Kurt Vonnegut was part of my formative reading years, my final transition into literature. The sequence: The Hardy Boys detective mysteries (elementary school) to assigned texts (high school) and then to The Lord of the Rings and poetry (Bible college) and then the rest of the world of literature (university). That’s not to say that Tolkien and poetry aren’t literature, or that Tolkien isn’t poetic, but until I met John Irving (in A Prayer for Owen Meany), Joseph Heller (in Catch-22) and Kurt Vonnegut (in The Slaughter-House Five), I wouldn’t have gone out of my way to find, much less read, a book.
It seems to me that every university literature student goes through a Kurt Vonnegut phase. I’m not sure why, exactly, but it might be because he’s a little bit edgy and his works still have an air of counterculture about them. Also, his books tend to be short and easy to read, making for an easy merge into the world of words and story.
The Slaughter-House Five was the first book by Kurt Vonnegut I read and I was hooked. I loved that book. It was the first book that ever made me laugh out loud (the second was Catch-22. Both books, ironically, are about war). After that I went into a Buy Every Vonnegut Book I Can Get My Hands On. I bought them used, I bought them new, I didn’t keep up with the reading.
Vonnegut altered my view of literature, so that I no longer looked at it as an inaccessible, pretentious form, but one which could be free and quirky and fun.

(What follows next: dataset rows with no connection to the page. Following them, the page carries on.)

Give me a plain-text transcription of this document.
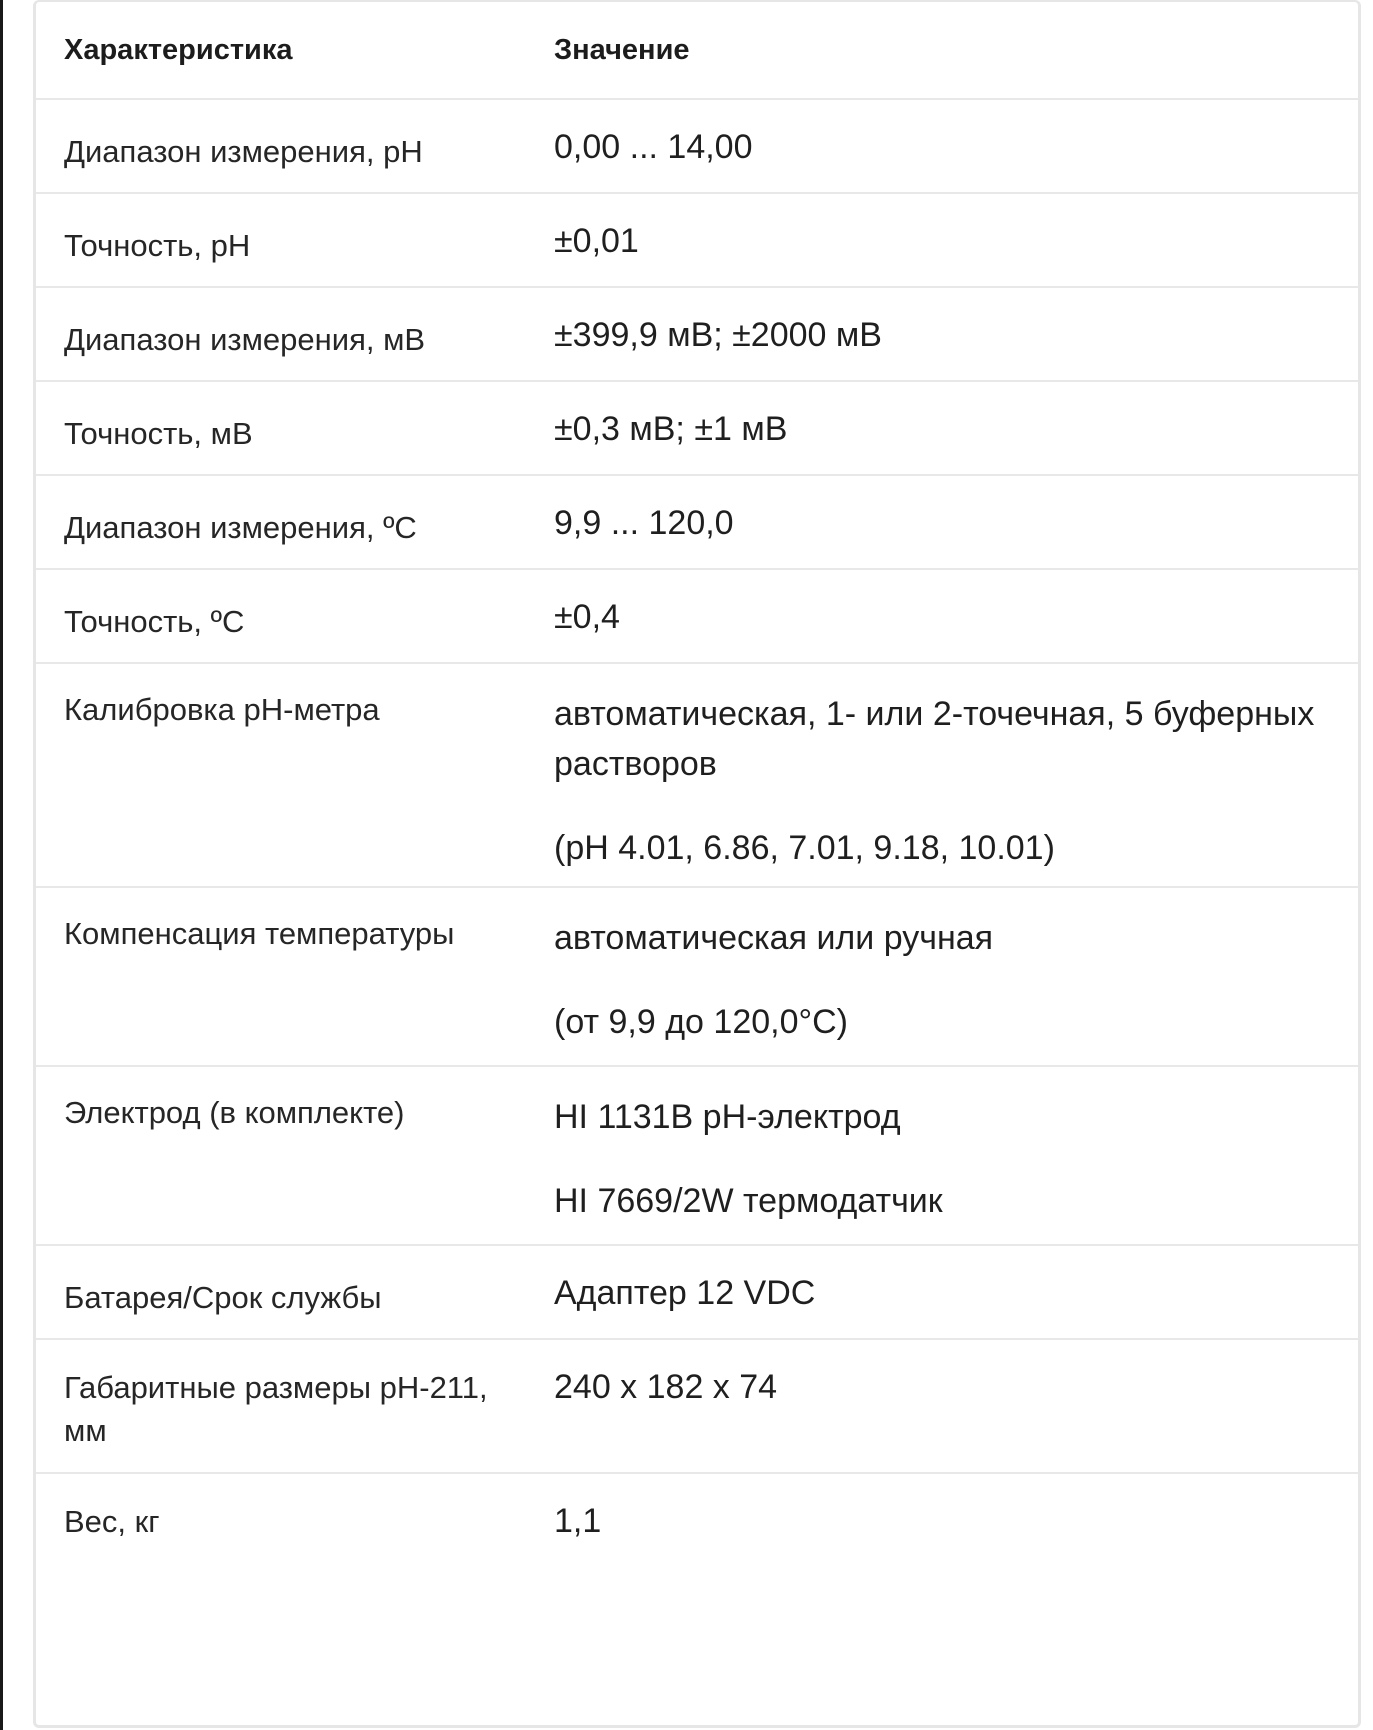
Характеристика	Значение

Диапазон измерения, pH	0,00 ... 14,00

Точность, pH	±0,01

Диапазон измерения, мВ	±399,9 мВ; ±2000 мВ

Точность, мВ	±0,3 мВ; ±1 мВ

Диапазон измерения, ºС	9,9 ... 120,0

Точность, ºС	±0,4

Калибровка pH-метра	автоматическая, 1- или 2-точечная, 5 буферных растворов

(pH 4.01, 6.86, 7.01, 9.18, 10.01)

Компенсация температуры	автоматическая или ручная

(от 9,9 до 120,0°С)

Электрод (в комплекте)	HI 1131B pH-электрод

HI 7669/2W термодатчик

Батарея/Срок службы	Адаптер 12 VDC

Габаритные размеры pH-211, мм	240 x 182 x 74

Вес, кг	1,1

In my third year of university I wrote a fifteen-page paper on The Slaughter-House Five entitled, with the appropriate pretension of academe,
So It Goes:
An Examination of Time, War, and the Representation Thereof
In Kurt Vonnegut’s Slaughter-House Five
When I got the paper back, the title had been corrected to
So It Goes:
An Examination of Time, War, and the Representation
Thereof Iin Kurt Vonnegut’s Slaughter-House Five
Digression 1: The professor had also written this below the title: “No cover pg; use MLA format”. I find it amusing that even though the professor was so grammatically precise, using the ever-enigmatic semi-colon, he still abbreviated “page” and neglected to end the sentence with a period.
Digression 2: I was in university for four-and-a-half years and I never managed to figure out what the hell my professors were talking about when they referred to the “MLA format”. It seemed to mean something different in every class, and no previous professor had complained about having a cover page. I guess I could have opened one of my grammar handbooks, but ignorance was easier.
Back to Kurt Vonnegut: the paper was written for English 317: “American Literature: Modern to Post-Modern”. I originally signed up for the class because Vonnegut’s Bluebeard was on the syllabus and I was in the middle of my Vonnegut obsession. Plus, I had already read Bluebeard and would have one less thing to read that semester. Come term time, the syllabus was changed and Bluebeard was replaced with Donald Barthelme’s Sixty Stories. Alas.
The next Vonnegut book I read was Breakfast of Champions, which seemed to be everyone’s favourite. I read it twice after that and, although it was a reasonably pleasant read, I still didn’t understand the fuss. I’ve been meaning to read it again.
Then I read Cat’s Cradle (excellent; Ice-nine), Galapagos (pretty good), Bluebeard (not bad, but I didn’t get it) and was stopped dead by Hocus Pocus. It was a bestseller—the book all his other book covers referred to—but I liked it least of all. The upshot was that it introduced me to the wonderfully sanitary phrase “that’s when the excrement hit the air conditioning.”
Perhaps now is the time to start reading Kurt Vonnegut’s books again. I’ve got several unread works packed for the move. Perhaps I’ll read them as they get unpacked.